La projection de fantasmes liés à cet « ailleurs en mouvement » a gâté l’analyse scientifique des évènements. Il est aisé de constater que le facteur économique, essentiel vecteur de ces révoltes, a été oblitéré par l’immense majorité des médias européens. Et pour cause, il lui a été substitué un vecteur que l’ethnocentrisme nous enjoint à prêter aux révoltés : un désir soudain et inespéré de démocratie, un combat pour le pluralisme politique, le droit des femmes et des minorités. L’Histoire apprend à ceux qui daignent s’y intéresser que les révolutions s’inscrivent d’abord dans un contexte de crise économique et non idéologique. La situation économique d’un grand nombre de pays qui composent la région est désastreux au moment où éclatent les premières manifestations, notamment le chômage des jeunes, c’est ce qui justifie en premier lieu le profil sociologique des « meneurs » des révoltes. Les résultats des élections démocratiques qui porteront les islamistes au pouvoir en Tunisie (Ennahda) et en Egypte (Les frères musulmans) L’idéologie vient ensuite en ce que le  phénomène d’acculturation touche aussi ces jeunes, plus sensibles aux marqueurs sociaux que représente une paire de chaussures floquées d’une virgule qu’aux marqueurs religieux qui les séparent du monde occidental. En somme, les populations occidentales ont voulu croire que leur système de valeurs avait été enfin adoubé par des populations ayant désormais bien du retard sur le fameux printemps des peuples européen de 1848, dont les idées progressistes furent d’ailleurs anéanties dans l’année même de leur émergence.

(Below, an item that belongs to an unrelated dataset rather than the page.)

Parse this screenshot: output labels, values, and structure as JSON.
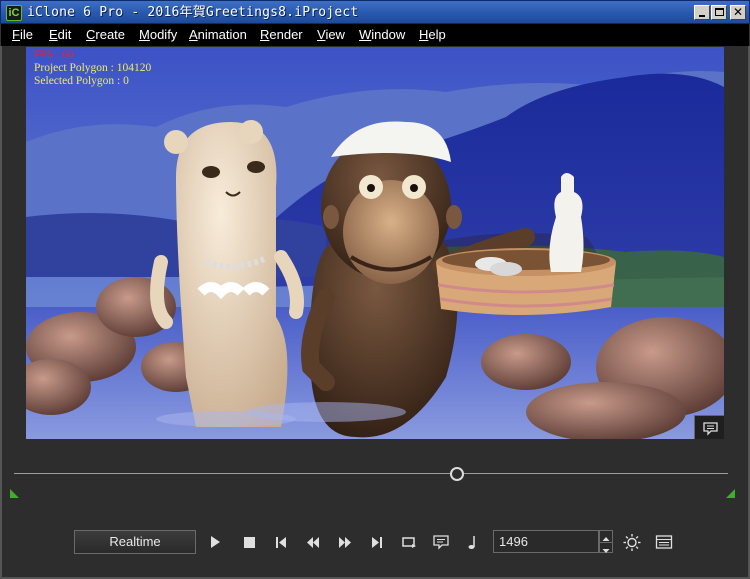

La caractérisation même des évènements révèle un ethnocentrisme irréfutable. Le terme de « révolution » a été employé très tôt au détriment de « révolte ». Or, une révolution suppose une transformation profonde des institutions, de la société voire des valeurs fondamentales d’une civilisation, ce processus n’étant objectivement pas de mise. La révolte, quant à elle, implique un mouvement collectif de rébellion contre une autorité établie, un gouvernement, un ordre social, des institutions, ce qui est on ne peut plus proche de la réalité.  L’essentialisation si hâtive de ces évènements démontre un besoin profond de l’Occident de projeter un modèle, un système de valeurs sur cette partie du monde, sans tenir compte de la réalité objective de « l’autre » qui doit devenir le miroir réconfortant d’une morale inquisitrice.

Il est en fait question de l’impérialisme européen relatif à la représentation du monde : la projection de Mercator datant de 1569 propose une carte du monde qui ne respecte pas les dimensions des territoires (l’Afrique qui représente un quart des terres immergées du globe s’y trouve moins étendue que les Etats-Unis, la taille de l’Amérique du Sud et du Moyen-Orient étant aussi minorées au profit des grandes puissances de l’Hémisphère Nord). Cette représentation de l’espace est le premier substrat des conquêtes coloniales et des rapports de force engagés avec des territoires minorés. La projection de Peters, plus récente et respectant la dimension des territoires, promue par Willy Brandt dans le cadre de l’ouverture géopolitique de l’Allemagne à l’Afrique en 1973, n’est pas celle qui prévaut à la maison blanche, au palais de l’Elysée et au siège de l’ONU mais aussi dans les écoles. Doit-on pour autant estimer que le rapport de l’Occident à l’Orient est essentiellement guidé par une vision stratégique ? Yves Lacoste ne disait pas autre chose en affirmant « La géographie, ça sert d’abord à faire la guerre ».